Almost 24 million people in the United States have diabetes — that’s about 8 percent of the entire population. And up to 60 percent of people with diabetes also have hypertension. Almost one-third of all those with high blood pressure and diabetes are unaware that they have hypertension, and 43 percent of those with diabetes who have high blood pressure go untreated.
People with diabetes “are at higher risk for vascular disease, coronary artery disease, and cerebral vascular disease, which results in heart attacks and strokes," says Curtis Rimmerman, MD, staff cardiologist and echocardiographer at the Cleveland Clinic in Cleveland. "Oftentimes high blood pressure has a genetic component. Either way, controlling risk factors is important. There are [people with diabetes] who lead very healthy lifestyles and don't develop high blood pressure. But there's a tendency to be more overweight and more sedentary and have higher cholesterol levels, too."

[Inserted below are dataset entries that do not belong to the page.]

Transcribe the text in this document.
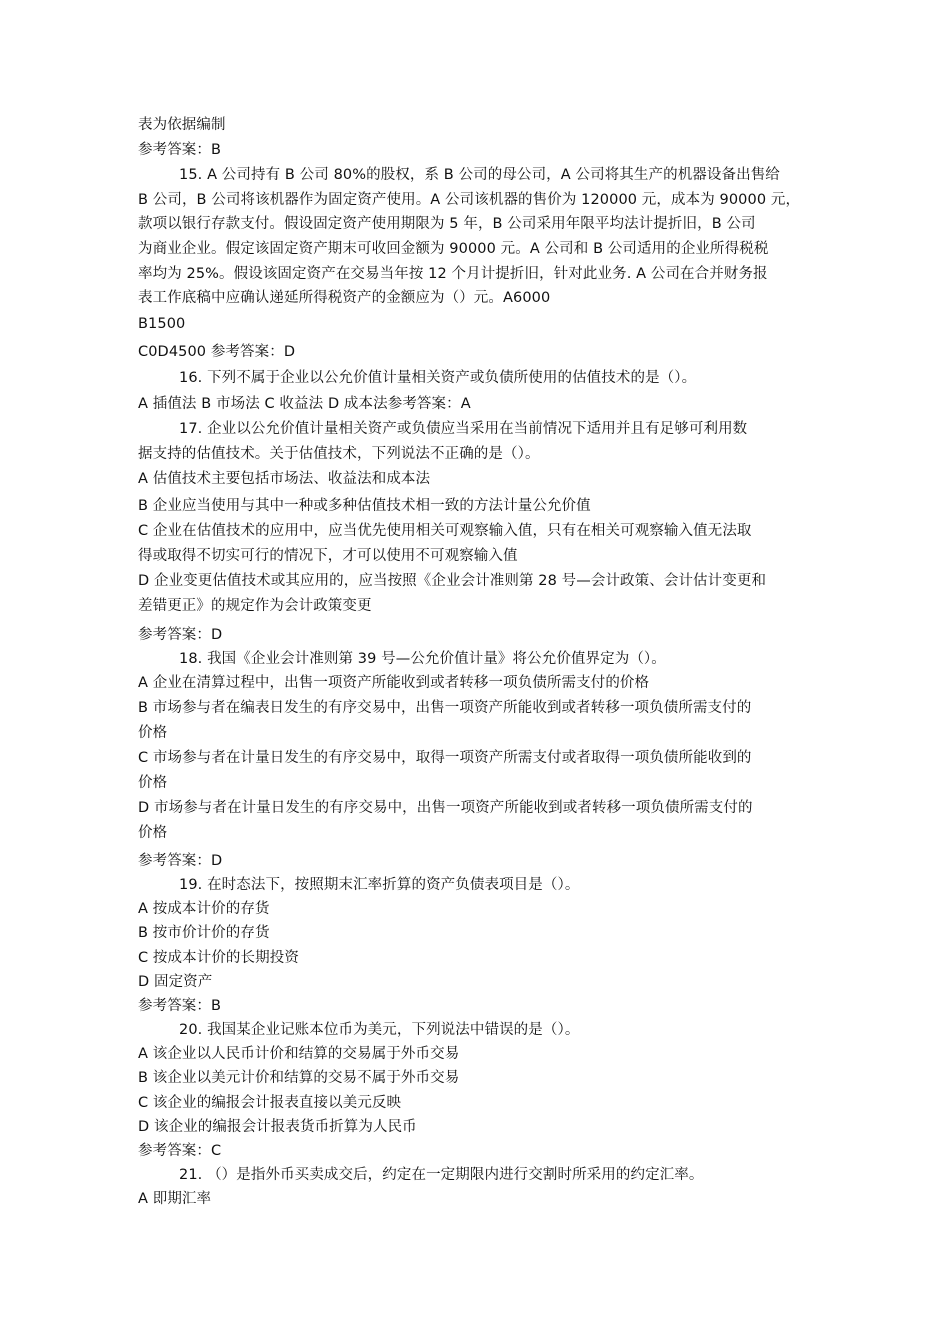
表为依据编制
参考答案：B
15. A 公司持有 B 公司 80%的股权，系 B 公司的母公司，A 公司将其生产的机器设备出售给
B 公司，B 公司将该机器作为固定资产使用。A 公司该机器的售价为 120000 元，成本为 90000 元，
款项以银行存款支付。假设固定资产使用期限为 5 年，B 公司采用年限平均法计提折旧，B 公司
为商业企业。假定该固定资产期末可收回金额为 90000 元。A 公司和 B 公司适用的企业所得税税
率均为 25%。假设该固定资产在交易当年按 12 个月计提折旧，针对此业务. A 公司在合并财务报
表工作底稿中应确认递延所得税资产的金额应为（）元。A6000
B1500
C0D4500 参考答案：D
16. 下列不属于企业以公允价值计量相关资产或负债所使用的估值技术的是（）。
A 插值法 B 市场法 C 收益法 D 成本法参考答案：A
17. 企业以公允价值计量相关资产或负债应当采用在当前情况下适用并且有足够可利用数
据支持的估值技术。关于估值技术，下列说法不正确的是（）。
A 估值技术主要包括市场法、收益法和成本法
B 企业应当使用与其中一种或多种估值技术相一致的方法计量公允价值
C 企业在估值技术的应用中，应当优先使用相关可观察输入值，只有在相关可观察输入值无法取
得或取得不切实可行的情况下，才可以使用不可观察输入值
D 企业变更估值技术或其应用的，应当按照《企业会计准则第 28 号—会计政策、会计估计变更和
差错更正》的规定作为会计政策变更
参考答案：D
18. 我国《企业会计准则第 39 号—公允价值计量》将公允价值界定为（）。
A 企业在清算过程中，出售一项资产所能收到或者转移一项负债所需支付的价格
B 市场参与者在编表日发生的有序交易中，出售一项资产所能收到或者转移一项负债所需支付的
价格
C 市场参与者在计量日发生的有序交易中，取得一项资产所需支付或者取得一项负债所能收到的
价格
D 市场参与者在计量日发生的有序交易中，出售一项资产所能收到或者转移一项负债所需支付的
价格
参考答案：D
19. 在时态法下，按照期末汇率折算的资产负债表项目是（）。
A 按成本计价的存货
B 按市价计价的存货
C 按成本计价的长期投资
D 固定资产
参考答案：B
20. 我国某企业记账本位币为美元，下列说法中错误的是（）。
A 该企业以人民币计价和结算的交易属于外币交易
B 该企业以美元计价和结算的交易不属于外币交易
C 该企业的编报会计报表直接以美元反映
D 该企业的编报会计报表货币折算为人民币
参考答案：C
21. （）是指外币买卖成交后，约定在一定期限内进行交割时所采用的约定汇率。
A 即期汇率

Gaining Control of Both Conditions
It's very important to control hypertension because, like diabetes, it can lead to other health complications. If your blood travels through vessels with extra force due to hypertension, your heart must work harder and, as a result, your risks of cardiovascular diseases increase. The American Diabetes Association recommends aiming for blood pressure that's less than 130/80 mmHg (millimeters of mercury) if you have diabetes. “The lower the better," Dr. Rimmerman says.
The Best Medicines for High Blood Pressure and Diabetes
Having diabetes may also impact which hypertension medications your doctor chooses. “Most medications are fairly equivalent, but some are beneficial for both high blood pressure and diabetes,” says Rimmerman.
For example, angiotensin-converting enzyme (ACE) inhibitors are a class of drugs that slow down the effects of diabetes on the kidneys and reduce the incidence of proteinuria, a sign of chronic kidney disease and a complication of diabetes. They also work to lower your blood pressure by relaxing blood vessels and preventing them from narrowing.
“Most people with diabetes will optimally be placed on ACE inhibitors for blood pressure control," Rimmerman says.
Other medications typically prescribed for high blood pressure that occurs with diabetes include:
- Beta blockers, which help your heart to beat slower and with less force, ultimately reducing your blood pressure
- Calcium channel blockers
- Diuretics to decrease water and sodium (which tend to increase your blood pressure) through urination
High Blood Pressure and Diabetes: Breaking the Connection
"Both diseases are modifiable," Rimmerman says. "Just because you've been diagnosed with both doesn't mean you'll live with both forever. Type 2 diabetes is modifiable by refining your diet, body weight, and adding more exercise.